What madness! What dream world is Axelrod living in? "Elmer Gantry" is a novel from 1927. It was made into a film in 1960 — half a century ago. I'm 61 years old and the movie pre-dates my movie-going days. Normal Americans are supposed to be conversant with this character? I mean, I know it's a fictional character who was played by Burt Lancaster in the movie that had something to do with religion, but I have to look it up in Wikipedia to try to see what Axelrod was driving at:
The novel tells the story of a young, narcissistic, womanizing college athlete who abandons his early ambition to become a lawyer. The legal profession does not suit the unethical Gantry, who then becomes a notorious and cynical alcoholic. Gantry is mistakenly ordained as a Baptist minister, briefly acts as a "New Thought" evangelist, and eventually becomes a Methodist minister. He acts as manager for Sharon Falconer, an itinerant evangelist. Gantry becomes her lover....Sounds more like Obama than Mitt Romney. New Thought, eh? That made me buy the book, downloaded in Kindle:
... a vicious satire of preachers and those they fool. Gantry has no redeeming features but is seen by the gullible public as a man who speaks the truth about God. Of course he could just as easily have been a lawyer or a politician and the heart of Lewis’s satire is how easily people believe what they want to believe.That really does sound like Obama. Interesting that the character is fixed in the Mind of Axelrod! Wish I could trace that thought-path back to its origin.
NOTE: I corrected a couple errors in the transcript text, based on watching the recorded show.
ADDED: A passage from the book that made me think of how Obama might have felt on debate day:
Now that he often had as many as a thousand in the audience, as he peeped out at them from the study he had stage-fright. Could he hold them? What the deuce had he intended to say about communion? He couldn't remember a word of it. It was not easy to keep on urging the unsaved to come forward as though he really thought they would and as though he cared a hang whether they did or not.

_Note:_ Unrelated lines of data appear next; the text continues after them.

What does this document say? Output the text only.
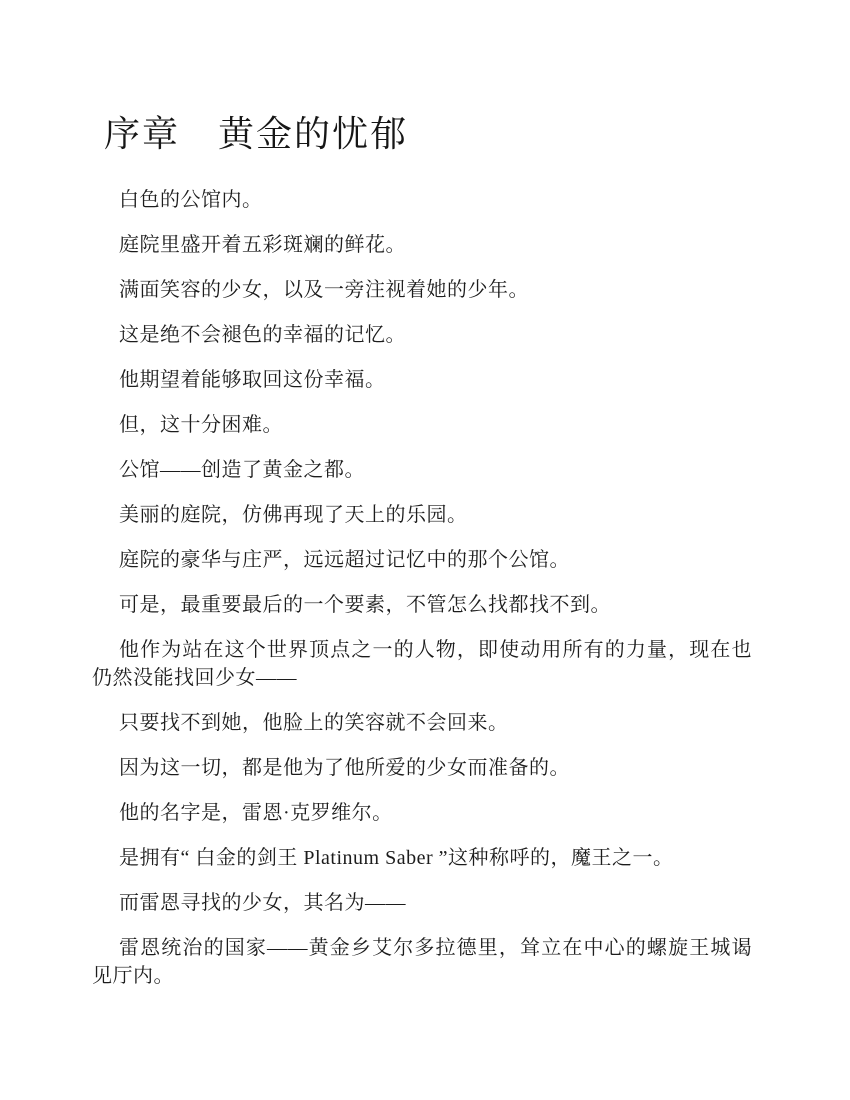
序章　黄金的忧郁

白色的公馆内。

庭院里盛开着五彩斑斓的鲜花。

满面笑容的少女，以及一旁注视着她的少年。

这是绝不会褪色的幸福的记忆。

他期望着能够取回这份幸福。

但，这十分困难。

公馆——创造了黄金之都。

美丽的庭院，仿佛再现了天上的乐园。

庭院的豪华与庄严，远远超过记忆中的那个公馆。

可是，最重要最后的一个要素，不管怎么找都找不到。

他作为站在这个世界顶点之一的人物，即使动用所有的力量，现在也仍然没能找回少女——

只要找不到她，他脸上的笑容就不会回来。

因为这一切，都是他为了他所爱的少女而准备的。

他的名字是，雷恩·克罗维尔。

是拥有“ 白金的剑王 Platinum Saber ”这种称呼的，魔王之一。

而雷恩寻找的少女，其名为——

雷恩统治的国家——黄金乡艾尔多拉德里，耸立在中心的螺旋王城谒见厅内。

It was not easy, on communion Sundays, when they knelt round the altar rail, to keep from laughing at the sanctimonious eyes and prim mouths of brethren whom he knew to be crooks in private business. It was not easy to go on saying with proper conviction that whosoever looked on a woman to lust after her would go booming down to hell when there was a pretty and admiring girl in the front row. And it was hardest of all, when he had done his public job, when he was tired and wanted to let down, to stand about after the sermon and be hand-shaken by aged spinster saints who expected
him to listen without grinning while they quavered that he was a silver-plated angel and that they were just like him.